Everything you see on the map is a thin renderer over one small, carefully-typed dataset called the ontology. Think of it as the engine's dictionary of what can be made and what it takes to make it. It answers three questions in plain data:

37artifacts
56tools / agents
136production steps
5domains

It's written in TypeScript and validated with Zod, so the data can't drift out of shape: every artifact, tool, and step is checked against a schema, and the build refuses to publish if a step ever cites a tool that doesn't exist. That's the honesty rule made mechanical — no capability gets claimed unless it's a real, registered tool. A single command re-validates the ontology and regenerates the data.js this site reads.

// ontology/schema.ts — every step must cite at least one tool
const StepSchema = z.object({
  stage:       StageEnum,                 // generate | validate | execute
  name:        z.string().min(1),
  toolIds:     z.array(z.string()).min(1), // ← can't be empty: the honesty rule
  fulfillment: z.number().int().min(0).max(100),
});

The goal

Build the Creation Engine: a portable stack ontology plus a headless estimator that, given a target output, returns its decomposition, the required stack, a composite completeness % and ease score, the ordered plan, and the human-in-the-loop gaps — rendered onto the ease × completeness map you see above.

Honesty rule: every fulfillment % cites the tool and maturity it's based on.
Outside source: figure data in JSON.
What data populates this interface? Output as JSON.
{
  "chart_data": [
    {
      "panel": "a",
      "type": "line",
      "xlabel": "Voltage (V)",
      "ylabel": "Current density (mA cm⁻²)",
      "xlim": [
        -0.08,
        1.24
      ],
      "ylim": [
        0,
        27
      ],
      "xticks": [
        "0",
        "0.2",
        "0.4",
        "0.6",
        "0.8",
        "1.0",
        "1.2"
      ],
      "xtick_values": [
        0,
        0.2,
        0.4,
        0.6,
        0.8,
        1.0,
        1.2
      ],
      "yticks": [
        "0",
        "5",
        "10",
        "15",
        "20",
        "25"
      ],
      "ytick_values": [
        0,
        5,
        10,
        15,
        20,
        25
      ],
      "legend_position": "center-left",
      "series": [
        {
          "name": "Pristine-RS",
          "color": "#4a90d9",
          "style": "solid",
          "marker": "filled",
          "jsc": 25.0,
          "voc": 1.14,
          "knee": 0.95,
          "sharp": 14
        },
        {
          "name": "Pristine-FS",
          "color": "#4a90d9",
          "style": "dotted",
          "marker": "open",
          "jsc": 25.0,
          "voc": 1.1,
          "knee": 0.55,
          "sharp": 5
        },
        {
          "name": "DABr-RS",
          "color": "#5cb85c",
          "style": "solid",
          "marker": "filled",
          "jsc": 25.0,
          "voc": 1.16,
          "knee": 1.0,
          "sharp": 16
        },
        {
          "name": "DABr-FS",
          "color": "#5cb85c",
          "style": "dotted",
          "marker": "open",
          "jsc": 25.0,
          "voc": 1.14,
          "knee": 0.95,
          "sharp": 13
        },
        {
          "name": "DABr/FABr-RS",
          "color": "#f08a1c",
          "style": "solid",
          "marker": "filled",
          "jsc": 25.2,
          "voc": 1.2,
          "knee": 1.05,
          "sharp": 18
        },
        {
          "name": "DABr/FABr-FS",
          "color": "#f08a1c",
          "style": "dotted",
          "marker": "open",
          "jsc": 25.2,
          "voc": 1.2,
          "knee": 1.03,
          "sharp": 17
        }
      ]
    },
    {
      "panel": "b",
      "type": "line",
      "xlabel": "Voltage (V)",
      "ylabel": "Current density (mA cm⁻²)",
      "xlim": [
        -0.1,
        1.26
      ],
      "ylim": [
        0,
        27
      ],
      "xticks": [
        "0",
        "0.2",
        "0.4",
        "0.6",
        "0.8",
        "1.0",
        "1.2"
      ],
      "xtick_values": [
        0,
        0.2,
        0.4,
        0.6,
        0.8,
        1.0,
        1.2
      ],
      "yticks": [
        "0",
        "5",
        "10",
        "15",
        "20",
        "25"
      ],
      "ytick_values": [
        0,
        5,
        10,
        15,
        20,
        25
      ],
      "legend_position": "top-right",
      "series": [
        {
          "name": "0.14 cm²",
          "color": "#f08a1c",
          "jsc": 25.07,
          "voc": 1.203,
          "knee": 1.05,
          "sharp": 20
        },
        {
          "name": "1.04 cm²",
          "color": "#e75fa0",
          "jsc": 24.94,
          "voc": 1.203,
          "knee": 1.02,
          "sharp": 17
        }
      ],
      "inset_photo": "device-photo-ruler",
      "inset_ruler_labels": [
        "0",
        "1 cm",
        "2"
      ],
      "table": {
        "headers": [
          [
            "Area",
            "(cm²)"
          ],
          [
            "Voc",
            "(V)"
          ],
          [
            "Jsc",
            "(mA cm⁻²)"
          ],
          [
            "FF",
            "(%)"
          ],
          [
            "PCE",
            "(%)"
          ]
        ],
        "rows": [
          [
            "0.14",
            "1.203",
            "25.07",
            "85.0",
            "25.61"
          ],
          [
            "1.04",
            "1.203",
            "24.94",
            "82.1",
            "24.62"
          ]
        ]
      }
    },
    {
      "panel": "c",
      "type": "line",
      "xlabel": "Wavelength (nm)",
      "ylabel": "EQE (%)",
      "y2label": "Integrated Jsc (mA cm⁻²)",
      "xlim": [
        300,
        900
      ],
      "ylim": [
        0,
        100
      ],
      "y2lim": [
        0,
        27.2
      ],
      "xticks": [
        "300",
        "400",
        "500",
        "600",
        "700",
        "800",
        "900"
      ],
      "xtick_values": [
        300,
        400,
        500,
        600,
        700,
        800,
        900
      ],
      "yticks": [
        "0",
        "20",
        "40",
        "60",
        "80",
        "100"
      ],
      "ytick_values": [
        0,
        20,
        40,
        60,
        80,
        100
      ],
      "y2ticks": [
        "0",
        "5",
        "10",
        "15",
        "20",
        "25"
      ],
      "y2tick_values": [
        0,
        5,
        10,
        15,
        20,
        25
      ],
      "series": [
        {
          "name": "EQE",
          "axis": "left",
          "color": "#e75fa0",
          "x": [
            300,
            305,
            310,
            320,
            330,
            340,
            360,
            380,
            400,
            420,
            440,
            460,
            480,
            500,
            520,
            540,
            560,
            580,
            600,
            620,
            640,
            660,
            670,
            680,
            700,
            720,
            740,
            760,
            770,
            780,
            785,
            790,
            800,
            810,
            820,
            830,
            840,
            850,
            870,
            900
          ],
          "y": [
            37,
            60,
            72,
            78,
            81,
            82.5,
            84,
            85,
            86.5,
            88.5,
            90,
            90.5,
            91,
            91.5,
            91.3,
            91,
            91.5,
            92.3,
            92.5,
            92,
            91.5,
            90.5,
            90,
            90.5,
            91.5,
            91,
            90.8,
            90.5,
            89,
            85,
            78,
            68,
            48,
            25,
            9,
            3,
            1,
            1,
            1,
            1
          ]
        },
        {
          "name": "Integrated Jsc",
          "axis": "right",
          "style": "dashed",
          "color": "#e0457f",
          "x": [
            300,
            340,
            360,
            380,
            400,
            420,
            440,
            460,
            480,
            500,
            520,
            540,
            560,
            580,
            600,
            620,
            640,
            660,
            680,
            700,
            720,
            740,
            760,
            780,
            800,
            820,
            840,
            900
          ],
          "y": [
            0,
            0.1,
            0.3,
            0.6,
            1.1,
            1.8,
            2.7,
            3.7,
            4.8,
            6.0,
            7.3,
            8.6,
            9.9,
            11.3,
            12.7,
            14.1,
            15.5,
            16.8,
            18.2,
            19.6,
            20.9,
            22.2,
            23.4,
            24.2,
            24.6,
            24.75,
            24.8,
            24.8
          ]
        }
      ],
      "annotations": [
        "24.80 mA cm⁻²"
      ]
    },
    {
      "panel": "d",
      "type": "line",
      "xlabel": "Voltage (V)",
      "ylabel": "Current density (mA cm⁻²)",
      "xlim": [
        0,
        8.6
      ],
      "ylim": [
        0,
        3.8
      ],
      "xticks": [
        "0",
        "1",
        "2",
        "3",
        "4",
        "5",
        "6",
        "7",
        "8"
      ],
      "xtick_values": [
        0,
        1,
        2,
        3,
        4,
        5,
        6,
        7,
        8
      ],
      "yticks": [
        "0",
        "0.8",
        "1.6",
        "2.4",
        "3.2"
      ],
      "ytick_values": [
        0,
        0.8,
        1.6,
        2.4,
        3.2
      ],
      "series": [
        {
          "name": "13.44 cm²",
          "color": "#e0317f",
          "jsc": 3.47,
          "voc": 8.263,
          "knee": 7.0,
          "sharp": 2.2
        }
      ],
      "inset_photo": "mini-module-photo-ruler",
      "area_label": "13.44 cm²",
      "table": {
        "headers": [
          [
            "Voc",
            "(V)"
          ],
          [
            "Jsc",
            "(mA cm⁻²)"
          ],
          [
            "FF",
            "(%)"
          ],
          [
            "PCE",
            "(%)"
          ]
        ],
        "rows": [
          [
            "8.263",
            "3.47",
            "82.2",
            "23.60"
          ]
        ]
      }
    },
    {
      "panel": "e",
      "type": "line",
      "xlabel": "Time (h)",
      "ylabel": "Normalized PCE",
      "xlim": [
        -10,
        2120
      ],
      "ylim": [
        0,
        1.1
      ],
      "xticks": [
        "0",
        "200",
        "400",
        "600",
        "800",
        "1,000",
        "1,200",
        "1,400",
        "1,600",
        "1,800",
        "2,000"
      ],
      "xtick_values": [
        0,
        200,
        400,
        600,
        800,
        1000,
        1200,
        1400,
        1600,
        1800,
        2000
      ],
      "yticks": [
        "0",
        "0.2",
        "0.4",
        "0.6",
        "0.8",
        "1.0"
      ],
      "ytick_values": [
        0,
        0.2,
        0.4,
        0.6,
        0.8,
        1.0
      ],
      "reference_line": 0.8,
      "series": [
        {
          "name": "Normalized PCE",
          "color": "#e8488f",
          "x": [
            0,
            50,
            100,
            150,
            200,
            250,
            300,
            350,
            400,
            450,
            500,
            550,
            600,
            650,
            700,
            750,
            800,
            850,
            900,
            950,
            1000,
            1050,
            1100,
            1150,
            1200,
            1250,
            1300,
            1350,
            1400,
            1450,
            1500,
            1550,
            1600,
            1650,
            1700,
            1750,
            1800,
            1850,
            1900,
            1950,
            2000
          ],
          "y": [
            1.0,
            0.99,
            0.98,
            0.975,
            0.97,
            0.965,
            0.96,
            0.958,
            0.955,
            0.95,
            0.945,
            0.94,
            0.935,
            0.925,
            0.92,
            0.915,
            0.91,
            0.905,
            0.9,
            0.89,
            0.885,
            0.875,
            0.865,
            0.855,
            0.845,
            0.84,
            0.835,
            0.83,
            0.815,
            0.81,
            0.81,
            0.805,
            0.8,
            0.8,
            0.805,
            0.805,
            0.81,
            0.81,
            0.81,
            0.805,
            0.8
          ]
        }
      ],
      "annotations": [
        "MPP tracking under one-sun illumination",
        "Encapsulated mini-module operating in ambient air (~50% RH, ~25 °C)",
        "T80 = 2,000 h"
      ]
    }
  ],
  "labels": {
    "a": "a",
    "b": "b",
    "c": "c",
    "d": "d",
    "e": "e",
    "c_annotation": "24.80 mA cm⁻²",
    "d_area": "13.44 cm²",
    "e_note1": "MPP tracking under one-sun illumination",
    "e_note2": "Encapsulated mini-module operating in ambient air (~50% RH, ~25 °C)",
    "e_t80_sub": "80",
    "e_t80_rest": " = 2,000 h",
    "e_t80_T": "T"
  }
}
The map shows the capability frontier as it actually is, not as we wish it.

Coming next

The benchmark: plot your stack's frontier

The map above shows the global frontier. The next build is an open eval that any stack can plug into — an agent, a model, a toolchain, even a human + AI pair, bring your own API key. It runs a battery of creation tasks, measures how much each one your stack can actually finish, and draws your own frontier line overlaid on this exact map.

Plug in any stack

Submit a stack manifest (model + tools + keys) and a thin adapter that turns a task brief into produced artifacts plus a run-log of the steps it took.

Four scored axes

Completeness (steps finished unaided), quality (rubric / judged), autonomy & ease (human steps, cost, time), and honesty (did it report its own gaps instead of overclaiming?).

Your frontier, overlaid

Results render as a contour on the map above — the line where your stack's completeness × quality drops off. That line is “where your capabilities end up.”

How a run works

  1. Pick a task set — start with auto-gradeable digital artifacts (blog post, landing page, small web app, song, eBook) with deterministic verification.
  2. Your adapter runs each brief and drops artifacts + a step log into an output folder.
  3. The harness verifies — programmatic checks first, judged quality second, with provenance (model versions, cost, timestamp) recorded.
  4. Scores roll up into the four axes and a composite reach.
  5. Your frontier is drawn on the map and added to a dated leaderboard, so different stacks — and the same stack over time — can be compared as the frontier moves.

Same honesty rule applies: physical artifacts (house, drug, spacecraft) are scored only on their digital precursors, with the real-world remainder labelled unevaluated rather than faked.